Whilst we didn't really need a guide as several people were heading down, we asked if we could follow one if we paid him. He was more than happy to oblige. In return he pointed out the difficult path sections and gifted us some sulphur which is allegedly good for the skin. He made a mould of Hello Kitty from the hot sulphur and donated that to us too. Unfortunately Kitty snapped in half before we'd even got back down the mountain.
The blue flames, which can only be seen here on Ijen and in Iceland, were slightly disappointing. They weren't as big as we expected and they were mostly obscured by the huge plumes of sulphur smoke which poured out of vents at the bottom of the crater.
After a while we trekked back to the top to watch the sunrise from the rim, so we could watch the lake materialise and see it's azure blue, no doubt rather hot, water. The lake is the highest acidic lake in the world.
On our way back down the mountain we bumped into our sulphur miner. He shouted out ' Leanna' as he took a break from carrying his baskets down hill. Tony tried to pick it up and found he couldn't even lift it from the ground. How on earth this little man could carry 100kg is beyond me. Super strength!
Once back down we got on our way, our little toad of a driver dropping us at a bus office at the side of the road. They wouldn't put us on the decent bus unless we paid for another ticket. Our 'tour' which charged double the actual bus price, only allows us on the lowest class bus available.
This morning our driver refused to drive us the 45minutes to the mountain unless we paid him the park fees direct. At best 2/3 of the money made it to the national park. At worst he pocketed it all. This is because we told him last night we didn't want to arrange a guide with him. He was charging three times the amount we gave our guide and we paid him handsomely. Had the company arranged it, the guides would see very little of the money handed over.

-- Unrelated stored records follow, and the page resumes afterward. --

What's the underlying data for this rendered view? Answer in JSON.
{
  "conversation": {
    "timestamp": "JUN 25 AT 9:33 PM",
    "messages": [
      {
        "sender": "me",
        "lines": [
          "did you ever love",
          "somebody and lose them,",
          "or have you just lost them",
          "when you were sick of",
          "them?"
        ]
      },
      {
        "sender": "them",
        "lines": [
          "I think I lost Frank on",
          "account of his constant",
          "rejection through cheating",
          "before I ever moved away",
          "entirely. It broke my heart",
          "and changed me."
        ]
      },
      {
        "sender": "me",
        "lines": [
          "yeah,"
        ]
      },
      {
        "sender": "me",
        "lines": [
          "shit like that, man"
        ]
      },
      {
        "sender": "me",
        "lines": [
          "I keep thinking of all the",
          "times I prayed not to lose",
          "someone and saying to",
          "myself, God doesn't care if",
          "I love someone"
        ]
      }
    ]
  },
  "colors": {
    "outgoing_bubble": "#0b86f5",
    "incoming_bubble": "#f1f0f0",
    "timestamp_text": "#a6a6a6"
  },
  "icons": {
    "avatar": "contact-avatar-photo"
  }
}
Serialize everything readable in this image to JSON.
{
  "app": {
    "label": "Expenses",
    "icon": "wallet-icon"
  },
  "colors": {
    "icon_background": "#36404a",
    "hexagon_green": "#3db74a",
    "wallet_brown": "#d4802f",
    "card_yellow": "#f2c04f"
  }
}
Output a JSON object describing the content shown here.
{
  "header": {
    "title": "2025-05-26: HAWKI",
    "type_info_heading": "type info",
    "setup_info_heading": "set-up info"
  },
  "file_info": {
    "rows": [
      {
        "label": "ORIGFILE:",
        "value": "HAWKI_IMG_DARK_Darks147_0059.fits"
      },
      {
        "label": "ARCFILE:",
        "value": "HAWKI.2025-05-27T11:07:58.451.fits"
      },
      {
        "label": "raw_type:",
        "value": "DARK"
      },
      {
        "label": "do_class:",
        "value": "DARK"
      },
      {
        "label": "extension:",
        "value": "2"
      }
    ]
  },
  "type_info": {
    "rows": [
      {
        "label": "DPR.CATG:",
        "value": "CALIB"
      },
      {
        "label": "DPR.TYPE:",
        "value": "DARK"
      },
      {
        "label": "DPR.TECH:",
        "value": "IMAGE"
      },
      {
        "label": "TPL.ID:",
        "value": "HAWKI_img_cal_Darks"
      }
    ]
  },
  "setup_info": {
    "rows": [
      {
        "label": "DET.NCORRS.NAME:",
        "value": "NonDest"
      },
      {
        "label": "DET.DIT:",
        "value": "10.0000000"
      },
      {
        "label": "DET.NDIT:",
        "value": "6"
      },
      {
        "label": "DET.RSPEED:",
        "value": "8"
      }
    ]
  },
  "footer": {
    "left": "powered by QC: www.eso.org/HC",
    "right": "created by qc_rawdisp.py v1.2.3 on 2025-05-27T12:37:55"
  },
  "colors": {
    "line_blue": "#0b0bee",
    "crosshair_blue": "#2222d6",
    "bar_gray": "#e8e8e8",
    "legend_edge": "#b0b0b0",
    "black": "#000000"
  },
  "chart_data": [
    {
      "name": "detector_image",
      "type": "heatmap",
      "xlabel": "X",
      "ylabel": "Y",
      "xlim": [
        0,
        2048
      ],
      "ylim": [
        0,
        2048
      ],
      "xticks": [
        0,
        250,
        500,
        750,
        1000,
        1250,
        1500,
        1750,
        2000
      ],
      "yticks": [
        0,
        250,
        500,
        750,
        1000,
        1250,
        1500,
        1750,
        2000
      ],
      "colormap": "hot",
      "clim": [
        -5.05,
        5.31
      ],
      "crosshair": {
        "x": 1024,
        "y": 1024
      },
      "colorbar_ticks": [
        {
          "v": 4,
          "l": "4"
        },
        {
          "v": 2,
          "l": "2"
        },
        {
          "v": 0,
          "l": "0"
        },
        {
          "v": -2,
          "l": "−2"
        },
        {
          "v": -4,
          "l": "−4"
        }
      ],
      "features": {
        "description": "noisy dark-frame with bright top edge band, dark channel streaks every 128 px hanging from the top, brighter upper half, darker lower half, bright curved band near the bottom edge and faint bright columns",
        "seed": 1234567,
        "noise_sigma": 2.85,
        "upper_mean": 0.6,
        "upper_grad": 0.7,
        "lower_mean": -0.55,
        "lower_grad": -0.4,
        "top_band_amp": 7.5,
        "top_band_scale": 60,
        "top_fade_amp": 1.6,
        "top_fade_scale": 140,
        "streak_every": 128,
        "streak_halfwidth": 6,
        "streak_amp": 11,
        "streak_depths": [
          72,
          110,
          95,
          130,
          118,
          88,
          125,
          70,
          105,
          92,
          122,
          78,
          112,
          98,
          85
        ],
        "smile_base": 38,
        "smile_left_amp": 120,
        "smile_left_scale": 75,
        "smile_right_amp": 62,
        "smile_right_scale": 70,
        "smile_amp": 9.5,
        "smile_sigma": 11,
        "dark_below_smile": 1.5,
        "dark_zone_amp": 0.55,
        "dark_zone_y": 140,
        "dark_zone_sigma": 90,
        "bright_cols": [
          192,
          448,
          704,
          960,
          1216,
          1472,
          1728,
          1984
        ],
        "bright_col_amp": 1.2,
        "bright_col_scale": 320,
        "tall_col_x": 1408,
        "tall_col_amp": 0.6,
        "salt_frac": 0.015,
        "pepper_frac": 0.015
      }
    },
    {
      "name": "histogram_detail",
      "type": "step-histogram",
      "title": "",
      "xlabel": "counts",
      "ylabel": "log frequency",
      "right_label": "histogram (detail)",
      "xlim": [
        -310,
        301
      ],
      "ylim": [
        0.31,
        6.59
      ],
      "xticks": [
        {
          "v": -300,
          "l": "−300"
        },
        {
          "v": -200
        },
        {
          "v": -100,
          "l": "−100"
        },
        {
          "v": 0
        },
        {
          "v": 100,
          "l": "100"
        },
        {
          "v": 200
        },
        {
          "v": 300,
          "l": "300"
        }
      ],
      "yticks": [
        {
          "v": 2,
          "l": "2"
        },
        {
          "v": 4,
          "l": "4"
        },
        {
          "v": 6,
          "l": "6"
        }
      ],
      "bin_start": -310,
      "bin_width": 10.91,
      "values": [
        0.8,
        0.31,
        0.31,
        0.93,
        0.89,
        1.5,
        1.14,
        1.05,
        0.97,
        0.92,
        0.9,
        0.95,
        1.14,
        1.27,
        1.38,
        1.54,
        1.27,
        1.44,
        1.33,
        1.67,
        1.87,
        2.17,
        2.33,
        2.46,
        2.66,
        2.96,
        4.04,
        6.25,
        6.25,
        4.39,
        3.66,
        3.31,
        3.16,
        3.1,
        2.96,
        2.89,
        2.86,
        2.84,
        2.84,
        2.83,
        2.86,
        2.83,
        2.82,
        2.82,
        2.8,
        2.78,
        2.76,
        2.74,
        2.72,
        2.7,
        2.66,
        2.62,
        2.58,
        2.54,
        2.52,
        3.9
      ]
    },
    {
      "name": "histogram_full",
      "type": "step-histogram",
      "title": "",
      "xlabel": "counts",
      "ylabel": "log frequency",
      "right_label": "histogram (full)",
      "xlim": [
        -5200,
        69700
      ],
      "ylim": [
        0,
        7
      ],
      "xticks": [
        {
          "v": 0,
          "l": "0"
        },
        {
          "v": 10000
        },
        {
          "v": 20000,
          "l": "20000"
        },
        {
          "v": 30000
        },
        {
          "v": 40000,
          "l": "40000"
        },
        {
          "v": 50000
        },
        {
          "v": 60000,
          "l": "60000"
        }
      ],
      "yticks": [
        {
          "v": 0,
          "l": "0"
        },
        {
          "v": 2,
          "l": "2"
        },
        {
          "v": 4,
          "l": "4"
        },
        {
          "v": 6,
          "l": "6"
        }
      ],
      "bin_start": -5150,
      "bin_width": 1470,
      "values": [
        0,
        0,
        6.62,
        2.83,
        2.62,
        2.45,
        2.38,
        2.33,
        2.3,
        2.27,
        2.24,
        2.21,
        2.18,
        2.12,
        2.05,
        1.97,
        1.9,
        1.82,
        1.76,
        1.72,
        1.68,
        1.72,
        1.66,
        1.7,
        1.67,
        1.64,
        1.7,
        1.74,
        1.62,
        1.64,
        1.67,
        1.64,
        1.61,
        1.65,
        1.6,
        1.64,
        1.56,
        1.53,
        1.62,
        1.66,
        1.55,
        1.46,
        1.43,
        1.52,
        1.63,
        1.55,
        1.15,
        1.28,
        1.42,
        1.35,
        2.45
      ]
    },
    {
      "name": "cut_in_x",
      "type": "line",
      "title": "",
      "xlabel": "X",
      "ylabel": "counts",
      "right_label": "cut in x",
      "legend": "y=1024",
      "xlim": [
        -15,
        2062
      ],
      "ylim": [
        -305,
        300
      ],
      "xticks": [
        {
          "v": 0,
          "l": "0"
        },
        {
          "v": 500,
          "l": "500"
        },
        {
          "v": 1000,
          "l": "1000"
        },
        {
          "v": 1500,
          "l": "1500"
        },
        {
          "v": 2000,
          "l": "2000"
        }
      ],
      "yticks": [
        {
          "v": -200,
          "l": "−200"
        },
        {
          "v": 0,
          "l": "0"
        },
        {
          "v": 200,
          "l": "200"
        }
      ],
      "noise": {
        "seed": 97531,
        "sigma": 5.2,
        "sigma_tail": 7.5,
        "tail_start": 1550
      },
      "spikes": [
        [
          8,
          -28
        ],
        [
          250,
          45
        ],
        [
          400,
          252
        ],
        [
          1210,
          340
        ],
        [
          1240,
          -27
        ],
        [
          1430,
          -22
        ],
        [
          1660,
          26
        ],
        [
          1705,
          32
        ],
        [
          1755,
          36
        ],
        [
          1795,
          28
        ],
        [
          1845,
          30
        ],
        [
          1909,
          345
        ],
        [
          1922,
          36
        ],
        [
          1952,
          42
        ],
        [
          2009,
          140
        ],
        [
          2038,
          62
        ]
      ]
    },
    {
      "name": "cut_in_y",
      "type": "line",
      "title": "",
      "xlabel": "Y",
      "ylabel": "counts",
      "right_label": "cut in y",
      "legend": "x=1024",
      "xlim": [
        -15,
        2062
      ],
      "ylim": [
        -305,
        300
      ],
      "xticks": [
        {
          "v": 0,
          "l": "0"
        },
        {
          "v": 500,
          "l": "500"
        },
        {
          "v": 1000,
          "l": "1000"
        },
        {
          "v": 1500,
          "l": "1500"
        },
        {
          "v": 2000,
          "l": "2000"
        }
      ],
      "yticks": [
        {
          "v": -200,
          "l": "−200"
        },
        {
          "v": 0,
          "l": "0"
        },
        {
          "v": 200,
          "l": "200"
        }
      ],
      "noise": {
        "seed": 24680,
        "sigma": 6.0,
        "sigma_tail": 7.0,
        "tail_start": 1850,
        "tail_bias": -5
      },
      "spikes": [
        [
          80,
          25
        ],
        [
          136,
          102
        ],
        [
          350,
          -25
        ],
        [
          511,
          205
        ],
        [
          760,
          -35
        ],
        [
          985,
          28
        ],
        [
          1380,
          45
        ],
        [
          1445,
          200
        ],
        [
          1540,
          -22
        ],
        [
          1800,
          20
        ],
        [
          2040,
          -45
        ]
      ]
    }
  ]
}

This scam came after the previous driver had charged us park entry fees for Mt Bromo only for us to find out we didn't need to pay any as we could only go to the view point due to the eruptions. This was after we'd refused to pay at a hut set up at the side of the road as we suspected it was part of a scam. We were right. The national park entry hut was miles up the road.
We had a rather heated discussion with the driver and us refusing to give the room key back for the hotel until he returned our money.
Basically we've come to the conclusion that everyone is trying to scam you in Indonesia. Every other traveller we have spoken to says the same.